The US Commerce Department will be releasing the monthly retail sales report today. Economists forecast that retail sales rose 0.3% in June, on a month over month basis. This follows a revised 0.5% increase in May.
The modest expectations come as economists try to pencil in the current economic state. There has been speculation about a possible slowdown in the US economy. However, various data points remain mixed.
Retail sales have grown for two consecutive months so far. A beat on the estimates could potentially see the second-quarter GDP expectations rising. The core retail sales, also known as the control group, are forecast to rise 0.4% on the month.
Retail sales expanded for the second month in May, marking two consecutive months of gains. The numbers for April were also revised higher. And the data for April and May underlined the uptick in consumer spending.
The retail sales data soothed concerns about a possible slowdown in the US economy. Investors will be looking to see how consumer spending fared in June. The data comes as the Federal Reserve is currently in the midst of deciding its monetary policy course.
Retail Sales Rise for 2nd Consecutive Month
Retail sales rose 0.5% in May, driven by increased spending on motor vehicles and other goods. On an annualized basis, retail sales grew 3.2%, comparing to the same period a year ago.
The numbers for April were revised to show a 0.3% increase against a drop of 0.2%.
The data for May was, however, slightly below estimates. This had investors speculating that the US GDP might have slowed during the second quarter of the year. Economists forecast that retail sales would rise 0.6% on the month.

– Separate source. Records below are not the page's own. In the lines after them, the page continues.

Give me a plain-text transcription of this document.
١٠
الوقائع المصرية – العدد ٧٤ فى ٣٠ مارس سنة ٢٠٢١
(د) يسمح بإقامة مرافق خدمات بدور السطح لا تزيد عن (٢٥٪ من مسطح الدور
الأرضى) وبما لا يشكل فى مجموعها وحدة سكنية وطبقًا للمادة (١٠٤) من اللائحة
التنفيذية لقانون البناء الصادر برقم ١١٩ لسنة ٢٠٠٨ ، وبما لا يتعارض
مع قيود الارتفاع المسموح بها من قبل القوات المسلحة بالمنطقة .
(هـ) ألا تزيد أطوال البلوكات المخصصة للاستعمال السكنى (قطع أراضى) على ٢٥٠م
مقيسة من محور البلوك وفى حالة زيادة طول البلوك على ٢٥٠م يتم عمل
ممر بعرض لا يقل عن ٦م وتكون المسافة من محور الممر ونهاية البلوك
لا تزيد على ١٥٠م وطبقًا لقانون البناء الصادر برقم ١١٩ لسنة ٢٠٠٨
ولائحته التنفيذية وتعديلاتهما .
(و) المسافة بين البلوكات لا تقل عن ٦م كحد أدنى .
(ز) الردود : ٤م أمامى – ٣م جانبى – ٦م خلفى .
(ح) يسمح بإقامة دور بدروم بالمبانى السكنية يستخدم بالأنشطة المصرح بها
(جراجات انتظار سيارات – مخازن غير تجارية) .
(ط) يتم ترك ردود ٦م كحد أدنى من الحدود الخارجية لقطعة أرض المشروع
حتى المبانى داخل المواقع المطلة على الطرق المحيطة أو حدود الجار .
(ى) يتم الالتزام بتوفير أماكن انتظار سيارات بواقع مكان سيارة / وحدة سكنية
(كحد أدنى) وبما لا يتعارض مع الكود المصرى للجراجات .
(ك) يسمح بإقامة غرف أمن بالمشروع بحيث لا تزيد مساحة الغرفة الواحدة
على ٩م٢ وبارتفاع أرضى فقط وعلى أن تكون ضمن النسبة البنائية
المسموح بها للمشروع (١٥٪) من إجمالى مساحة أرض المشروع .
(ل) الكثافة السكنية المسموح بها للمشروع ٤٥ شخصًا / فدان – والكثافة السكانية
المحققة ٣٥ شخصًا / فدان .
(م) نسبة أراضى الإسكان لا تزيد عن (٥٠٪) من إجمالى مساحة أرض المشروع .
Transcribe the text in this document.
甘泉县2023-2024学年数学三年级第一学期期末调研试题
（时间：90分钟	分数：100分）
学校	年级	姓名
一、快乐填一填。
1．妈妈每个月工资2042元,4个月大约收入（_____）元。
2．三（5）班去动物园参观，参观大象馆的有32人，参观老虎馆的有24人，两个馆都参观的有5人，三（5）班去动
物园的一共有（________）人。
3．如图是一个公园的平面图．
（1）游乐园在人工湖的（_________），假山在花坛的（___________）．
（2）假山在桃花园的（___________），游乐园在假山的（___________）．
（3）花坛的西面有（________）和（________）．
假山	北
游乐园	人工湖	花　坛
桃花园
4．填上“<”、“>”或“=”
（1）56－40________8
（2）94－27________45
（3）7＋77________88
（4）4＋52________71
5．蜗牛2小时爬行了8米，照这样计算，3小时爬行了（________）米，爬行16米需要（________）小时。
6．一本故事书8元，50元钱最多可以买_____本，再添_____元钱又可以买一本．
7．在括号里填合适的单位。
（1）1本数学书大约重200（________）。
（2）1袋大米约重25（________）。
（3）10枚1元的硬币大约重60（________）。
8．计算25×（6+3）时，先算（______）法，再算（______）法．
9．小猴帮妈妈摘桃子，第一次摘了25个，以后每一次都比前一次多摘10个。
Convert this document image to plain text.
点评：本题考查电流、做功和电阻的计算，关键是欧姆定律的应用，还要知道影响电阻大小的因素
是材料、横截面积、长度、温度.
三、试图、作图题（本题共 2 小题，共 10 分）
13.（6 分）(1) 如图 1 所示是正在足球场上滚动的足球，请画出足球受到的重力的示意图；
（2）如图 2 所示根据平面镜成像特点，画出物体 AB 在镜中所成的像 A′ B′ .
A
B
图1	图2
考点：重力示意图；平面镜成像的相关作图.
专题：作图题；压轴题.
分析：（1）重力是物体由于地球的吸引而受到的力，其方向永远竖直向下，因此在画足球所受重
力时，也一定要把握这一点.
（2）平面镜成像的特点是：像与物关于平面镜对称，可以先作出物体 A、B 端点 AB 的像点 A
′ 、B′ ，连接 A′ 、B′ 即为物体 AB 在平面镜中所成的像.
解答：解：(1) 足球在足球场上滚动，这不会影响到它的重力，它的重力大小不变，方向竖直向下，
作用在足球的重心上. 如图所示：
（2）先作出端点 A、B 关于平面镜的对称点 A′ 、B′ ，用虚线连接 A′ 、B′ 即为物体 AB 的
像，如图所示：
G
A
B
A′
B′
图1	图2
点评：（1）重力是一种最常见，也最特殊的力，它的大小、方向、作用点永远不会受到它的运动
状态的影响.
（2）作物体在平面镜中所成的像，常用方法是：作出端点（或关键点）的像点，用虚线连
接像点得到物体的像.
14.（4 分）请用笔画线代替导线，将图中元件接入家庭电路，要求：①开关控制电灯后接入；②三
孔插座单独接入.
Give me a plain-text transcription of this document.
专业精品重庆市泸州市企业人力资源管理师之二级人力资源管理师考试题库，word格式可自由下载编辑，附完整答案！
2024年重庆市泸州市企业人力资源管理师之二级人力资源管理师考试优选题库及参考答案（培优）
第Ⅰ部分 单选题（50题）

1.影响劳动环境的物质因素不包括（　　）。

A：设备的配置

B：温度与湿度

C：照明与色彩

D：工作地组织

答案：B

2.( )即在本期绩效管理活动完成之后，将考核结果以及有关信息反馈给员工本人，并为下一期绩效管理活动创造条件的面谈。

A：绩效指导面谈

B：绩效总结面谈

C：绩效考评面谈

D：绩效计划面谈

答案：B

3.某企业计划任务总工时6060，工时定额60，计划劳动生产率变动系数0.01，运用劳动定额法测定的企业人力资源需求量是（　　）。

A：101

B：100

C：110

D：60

Core retail sales which exclude automobiles, gasoline building and food services grew 0.4% on the month. This followed April’s revised numbers of a 0.4% increase. The core retail sales are seen to be closely corresponding with an increase in the GDP as well.
With consumer spending accounting for more than two-thirds of the GDP, the numbers for April and May were upbeat.
In Q1, retail sales grew quite a bit, and investors feared whether the pace of spending would continue into the second quarter. In Q2, retail sales have fallen from 3.8% in April to 2.9% in June year-on-year. Economists had expected a 3.4% raise, but that was short 50 basis points lower.
Auto dealership sales rebounded, rising 0.7% on the month in May. This followed April’s declines of 0.5%. The receipts at gasoline stations grew 0.3% in the month. Building materials edged modestly higher, rising 0.1%. Online sales and mail order purchases jumped 1.4% contributing to the gains.
The data for the two months raised the second-quarter GDP estimates. While initially, economists forecast a sub 2% GDP growth in the second quarter, this was revised higher. Based on the two-month retail sales report, economists now expect to see a higher than 2% GDP growth rate in the three months ending June.
Sales at auto dealerships accelerated 0.7% after dropping 0.5% in April. Receipts at service stations rose 0.3%.
Impact of June Report
Despite the upbeat figures, there were some underlying concerns. Exports had fallen in April alongside slowing inventory investment. Both manufacturing production and home sales also slowed during the period. These are likely to offset the gains in the retail sector when it comes to accounting for the third-quarter GDP.
Investors will be closely watching today’s retail sales report. The markets had initially speculated that the Fed would cut rates in July. However, the recent upbeat jobs report has dented the speculation on a larger rate cut.
Recent economic data is mixed, which further complicates the course for monetary policy. Fed officials seem to currently weigh the economic reports. This gives them a glimpse into how the US economy faredin the second quarter of the year.
A miss on the estimates will only see the markets raising their odds for a rate cut. However, if we get to see another monthly gain in retail sales, it could potentially lower the odds of a rate cut within the next two-three month horizon.